Personal
Insolvency – Bankruptcy
Many individuals encounter financial difficulties at some stage in
their lives. These financial difficulties are not always business
related.
Where
individuals are involved, debtor agreements, arrangements under Part
X or in extreme cases, bankruptcy, may be appropriate strategies.
We approach
each task with a view to finding the best solution for debtors as
well as the creditors. This approach has seen us become one of Western
Australia's leading specialist insolvency firms, being sought by insolvent
businesses as well as creditors of those entities.
Bankruptcy
Bankruptcy is the most extreme stage reached by individuals when dealing
with their affairs. It may be a voluntary act (debtor's petition)
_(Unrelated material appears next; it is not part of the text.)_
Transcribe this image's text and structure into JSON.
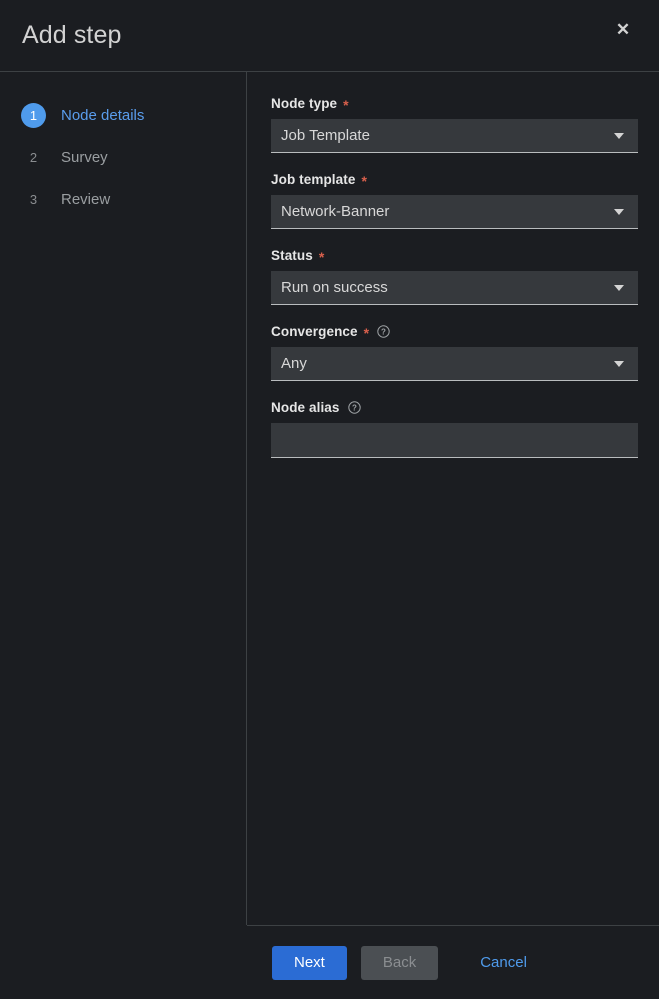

or may be enforced by a creditor (creditor's petition).
Bankruptcy
is, in effect, a rehabilitation process, allowing, with few exceptions,
the bankrupt to start life free of debt, after serving the period
of bankruptcy.
Bankruptcies
generally last for three years unless terminated early under limited
circumstances or extended due to lack of co-operation by the bankrupt.
When a
person becomes bankrupt:-
• All his/her divisible property vests in the Trustee;
• property includes property acquired after the onset of bankruptcy
but before discharge;
• the bankrupt may be subject to public examination of his/her
affairs;
• the bankrupt's passport is surrendered to the Trustee and,
depending on the particular circumstances, the bankrupt cannot travel
overseas without the authority of the Trustee or the Court;
• the bankrupt is required to contribute to his or her estate
out of future income beyond a threshold amount;
• the bankrupt may not incur credit beyond a threshold amount
without advising the creditor that he/she is a bankrupt;
• the bankrupt may not trade in a name other than his/her own
without advising the clients of the bankruptcy;
• the Corporations Law prevents an insolvent under administration
from managing a corporation.
The trustee
has the role of identifying and realising assets on hand, assessing
and collecting contributions from future income, investigating the
prior activities of the bankrupt and distributing any surplus assets
to creditors.
It is
possible for a bankrupt to offer a settlement proposal to creditors,
which, if accepted, will result in a discharge of all provable debts,
while annulling the bankruptcy. The effect of such annulment, is that,
for the record, the bankruptcy is deemed never to have occurred.